Petroleum producers are currently engaged in significant expenditure towards exploration and development in unconventional oil and gas plays in Western Canada. Finding & Development costs are different in various plays and strategies. But where the producer should focus their resources to achieve most cost efficient production?

The paper describes methodology of analysis of Finding & Development cost. A probabilistic model was developed to quantitatively assess exploration and development expenditure, production, and reserves for various producers for different oil and gas plays. The model employs a number of key performance indicators (KPIs) such as Finding & Development costs with and without acquisitions, reserves life, reinvestment, and others.

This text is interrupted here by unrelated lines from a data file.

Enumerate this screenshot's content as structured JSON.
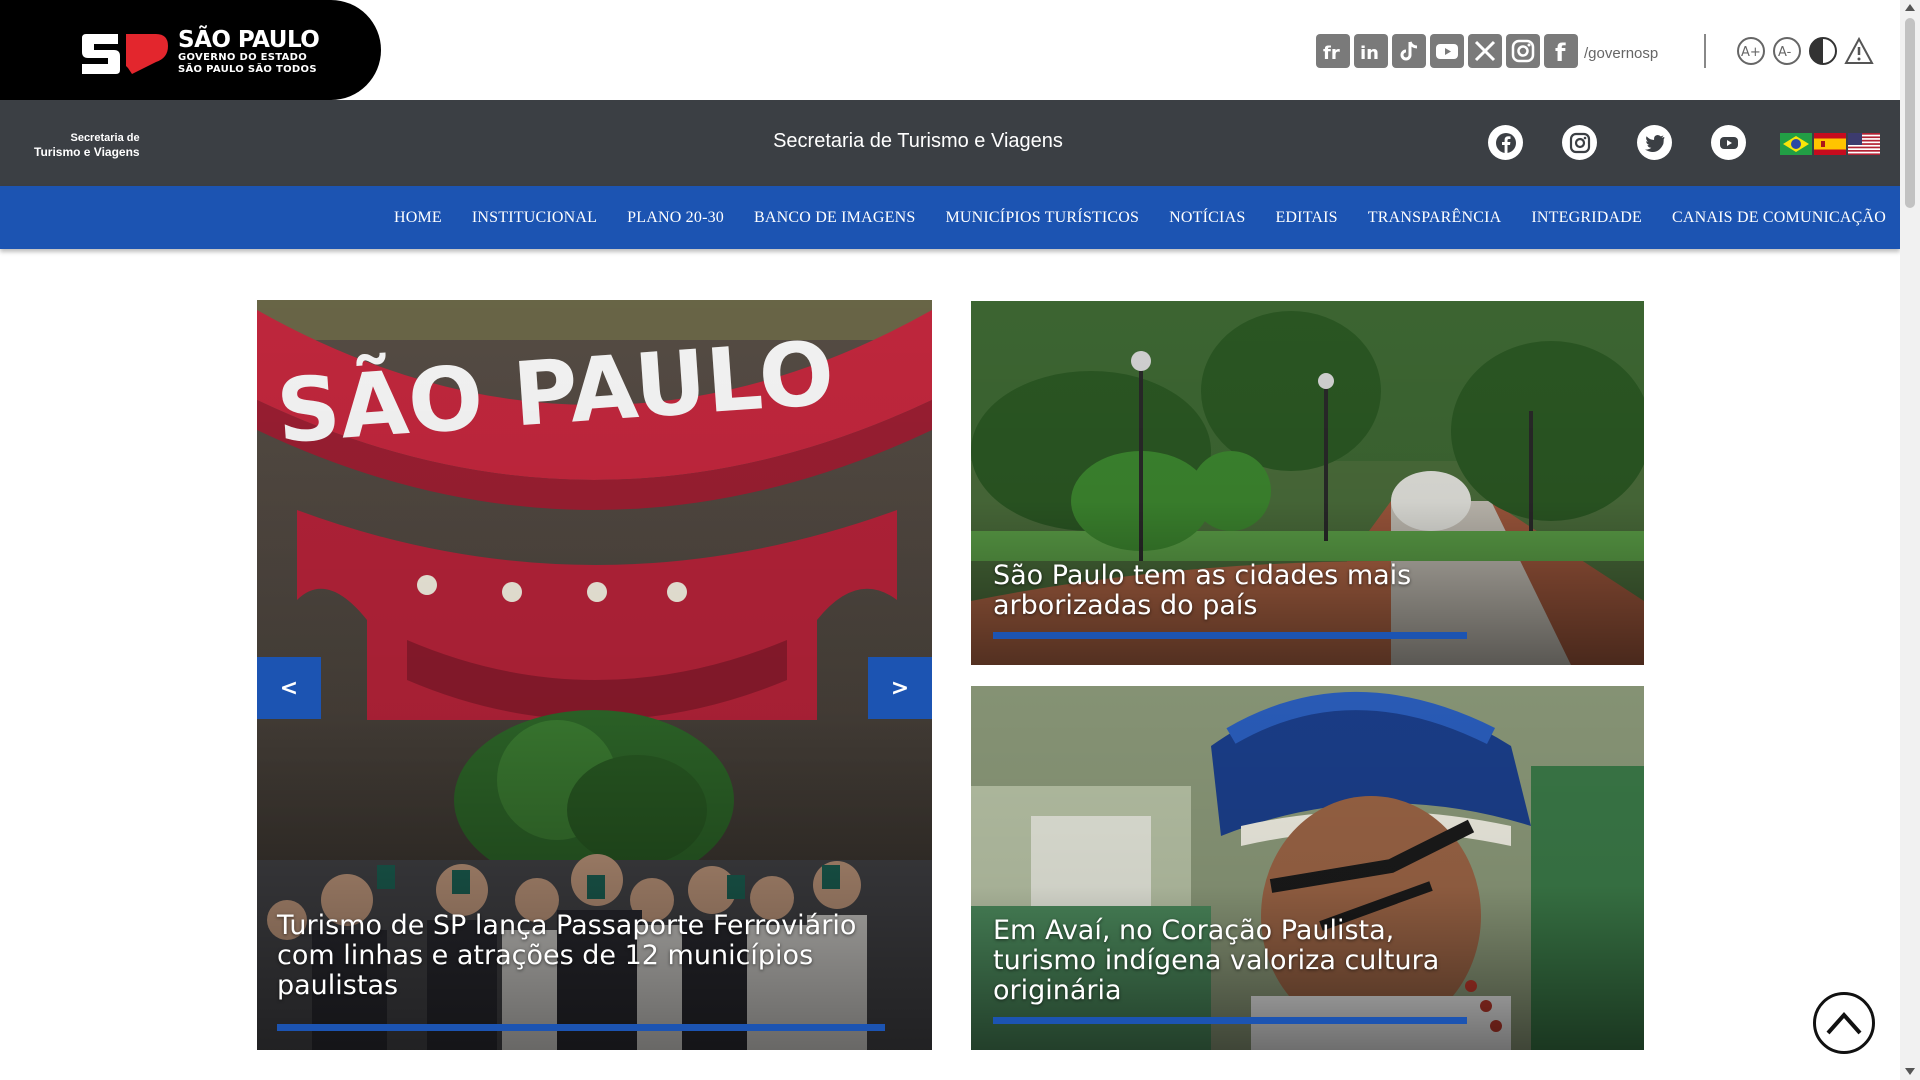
{
  "gov_header": {
    "logo_line1": "SÃO PAULO",
    "logo_line2": "GOVERNO DO ESTADO",
    "logo_line3": "SÃO PAULO SÃO TODOS",
    "social_icons": [
      "flickr-icon",
      "linkedin-icon",
      "tiktok-icon",
      "youtube-icon",
      "x-icon",
      "instagram-icon",
      "facebook-icon"
    ],
    "handle": "/governosp",
    "accessibility_icons": [
      "increase-font-icon",
      "decrease-font-icon",
      "contrast-icon",
      "alert-icon"
    ]
  },
  "secretaria": {
    "logo_line1": "Secretaria de",
    "logo_line2": "Turismo e Viagens",
    "title": "Secretaria de Turismo e Viagens",
    "social_icons": [
      "facebook-icon",
      "instagram-icon",
      "twitter-icon",
      "youtube-icon"
    ],
    "languages": [
      "Português",
      "Español",
      "English"
    ]
  },
  "nav": {
    "items": [
      "HOME",
      "INSTITUCIONAL",
      "PLANO 20-30",
      "BANCO DE IMAGENS",
      "MUNICÍPIOS TURÍSTICOS",
      "NOTÍCIAS",
      "EDITAIS",
      "TRANSPARÊNCIA",
      "INTEGRIDADE",
      "CANAIS DE COMUNICAÇÃO"
    ]
  },
  "carousel": {
    "prev_label": "<",
    "next_label": ">",
    "main_caption": "Turismo de SP lança Passaporte Ferroviário com linhas e atrações de 12 municípios paulistas"
  },
  "news": [
    {
      "caption": "São Paulo tem as cidades mais arborizadas do país"
    },
    {
      "caption": "Em Avaí, no Coração Paulista, turismo indígena valoriza cultura originária"
    }
  ],
  "colors": {
    "nav_blue": "#1c54b2",
    "dark_bar": "#3b3f44",
    "brand_red": "#e3262d"
  }
}
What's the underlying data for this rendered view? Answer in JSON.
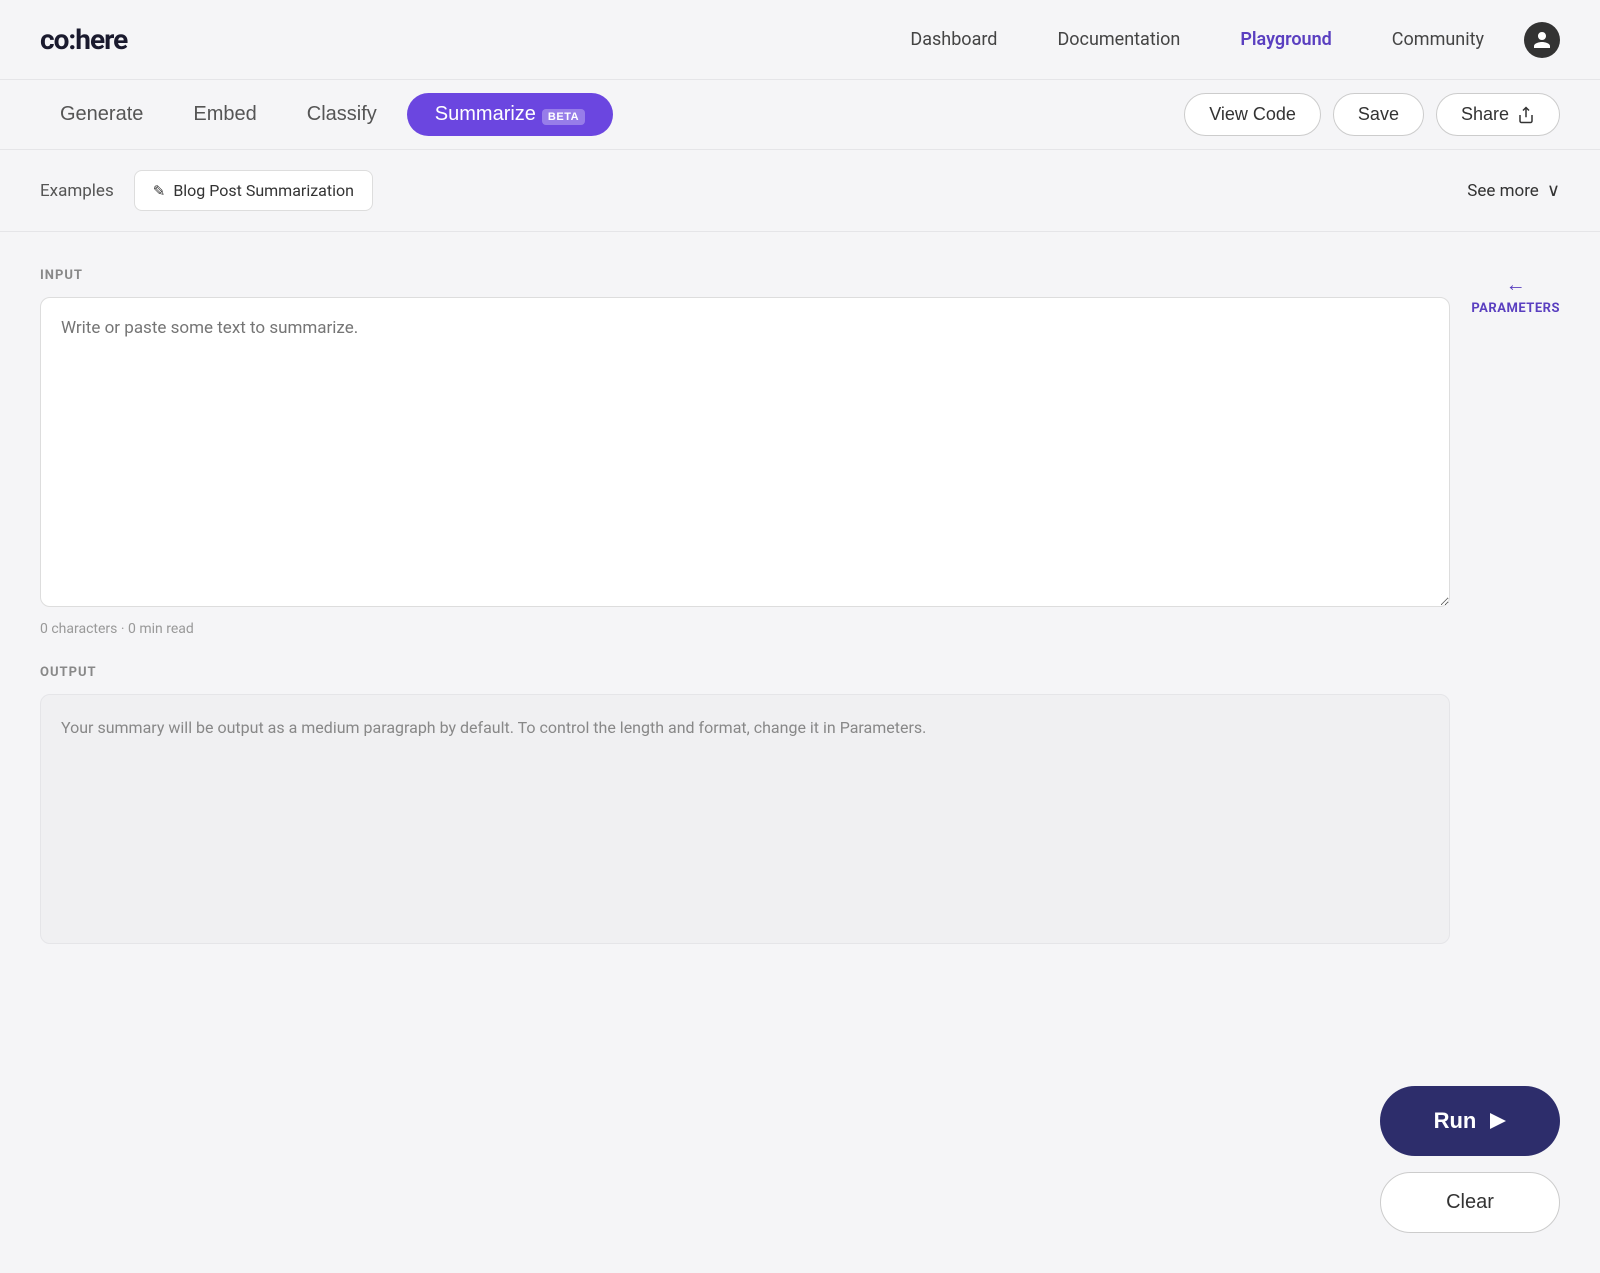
{
  "logo": {
    "text": "co:here"
  },
  "navbar": {
    "links": [
      {
        "label": "Dashboard",
        "active": false
      },
      {
        "label": "Documentation",
        "active": false
      },
      {
        "label": "Playground",
        "active": true
      },
      {
        "label": "Community",
        "active": false
      }
    ]
  },
  "tabs": {
    "items": [
      {
        "label": "Generate",
        "active": false
      },
      {
        "label": "Embed",
        "active": false
      },
      {
        "label": "Classify",
        "active": false
      },
      {
        "label": "Summarize",
        "active": true,
        "beta": true
      }
    ],
    "actions": [
      {
        "label": "View Code"
      },
      {
        "label": "Save"
      },
      {
        "label": "Share"
      }
    ]
  },
  "examples": {
    "label": "Examples",
    "items": [
      {
        "label": "Blog Post Summarization"
      }
    ],
    "see_more": "See more"
  },
  "input": {
    "label": "INPUT",
    "placeholder": "Write or paste some text to summarize.",
    "char_count": "0 characters · 0 min read"
  },
  "parameters": {
    "arrow": "←",
    "label": "PARAMETERS"
  },
  "output": {
    "label": "OUTPUT",
    "placeholder_text": "Your summary will be output as a medium paragraph by default. To control the length and format, change it in Parameters."
  },
  "actions": {
    "run_label": "Run",
    "clear_label": "Clear"
  }
}
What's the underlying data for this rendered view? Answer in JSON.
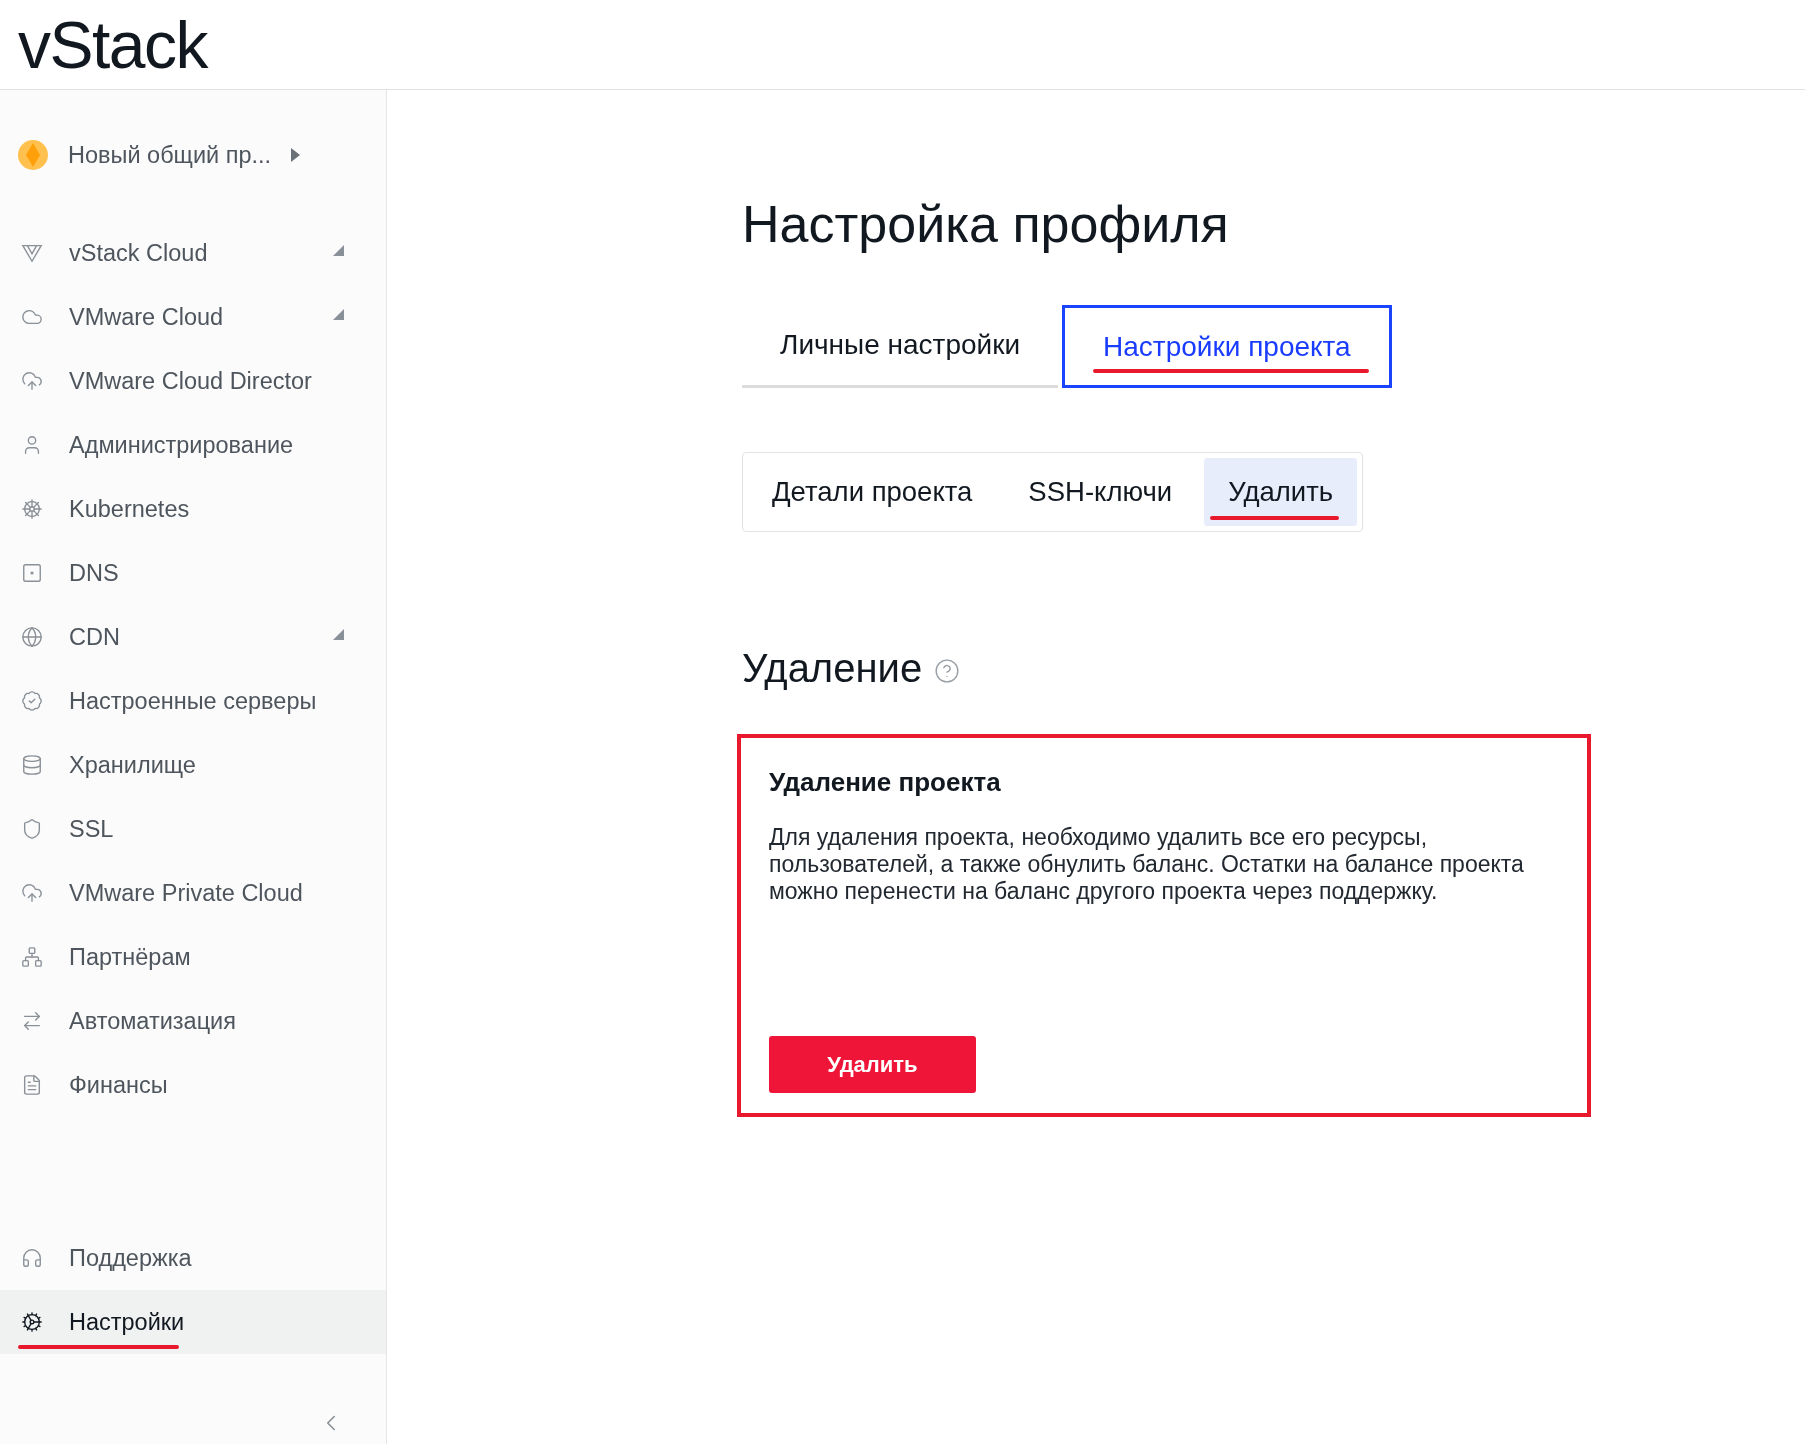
{
  "header": {
    "logo": "vStack"
  },
  "sidebar": {
    "project": {
      "label": "Новый общий пр..."
    },
    "items": [
      {
        "label": "vStack Cloud",
        "submenu": true,
        "selected": false
      },
      {
        "label": "VMware Cloud",
        "submenu": true,
        "selected": false
      },
      {
        "label": "VMware Cloud Director",
        "submenu": false,
        "selected": false
      },
      {
        "label": "Администрирование",
        "submenu": false,
        "selected": false
      },
      {
        "label": "Kubernetes",
        "submenu": false,
        "selected": false
      },
      {
        "label": "DNS",
        "submenu": false,
        "selected": false
      },
      {
        "label": "CDN",
        "submenu": true,
        "selected": false
      },
      {
        "label": "Настроенные серверы",
        "submenu": false,
        "selected": false
      },
      {
        "label": "Хранилище",
        "submenu": false,
        "selected": false
      },
      {
        "label": "SSL",
        "submenu": false,
        "selected": false
      },
      {
        "label": "VMware Private Cloud",
        "submenu": false,
        "selected": false
      },
      {
        "label": "Партнёрам",
        "submenu": false,
        "selected": false
      },
      {
        "label": "Автоматизация",
        "submenu": false,
        "selected": false
      },
      {
        "label": "Финансы",
        "submenu": false,
        "selected": false
      }
    ],
    "bottom_items": [
      {
        "label": "Поддержка",
        "selected": false
      },
      {
        "label": "Настройки",
        "selected": true
      }
    ]
  },
  "page": {
    "title": "Настройка профиля",
    "tabs": [
      {
        "label": "Личные настройки",
        "selected": false
      },
      {
        "label": "Настройки проекта",
        "selected": true
      }
    ],
    "subtabs": [
      {
        "label": "Детали проекта",
        "selected": false
      },
      {
        "label": "SSH-ключи",
        "selected": false
      },
      {
        "label": "Удалить",
        "selected": true
      }
    ],
    "section_title": "Удаление",
    "card": {
      "title": "Удаление проекта",
      "text": "Для удаления проекта, необходимо удалить все его ресурсы, пользователей, а также обнулить баланс. Остатки на балансе проекта можно перенести на баланс другого проекта через поддержку.",
      "button": "Удалить"
    }
  }
}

The methodology was applied to a comprehensive study of Finding & Development expenditure in Western Canada focused mostly on unconventional oil and gas. The study included more than 80 oil and gas companies. Each company may be involved in exploration and development of many plays. The expenditure, production, and reserves were analyzed for the last 12 years. The companies were subdivided into three groups based on their production. Each company’s Finding & Development costs and other KPIs were calculated for Western Canada as a whole and for a particular strategy or play where the company was operating, as well as for CBM, tight, and shale gas.

The study found significant variance in finding and development cost in Western Canada. All companies and all strategies are ranked based on their Finding & Development costs and other KPIs. The results of the study can be applied to the comparative analysis of efficiency of the exploration and development expenditure, which in turn can help improve portfolio management and decision making processes.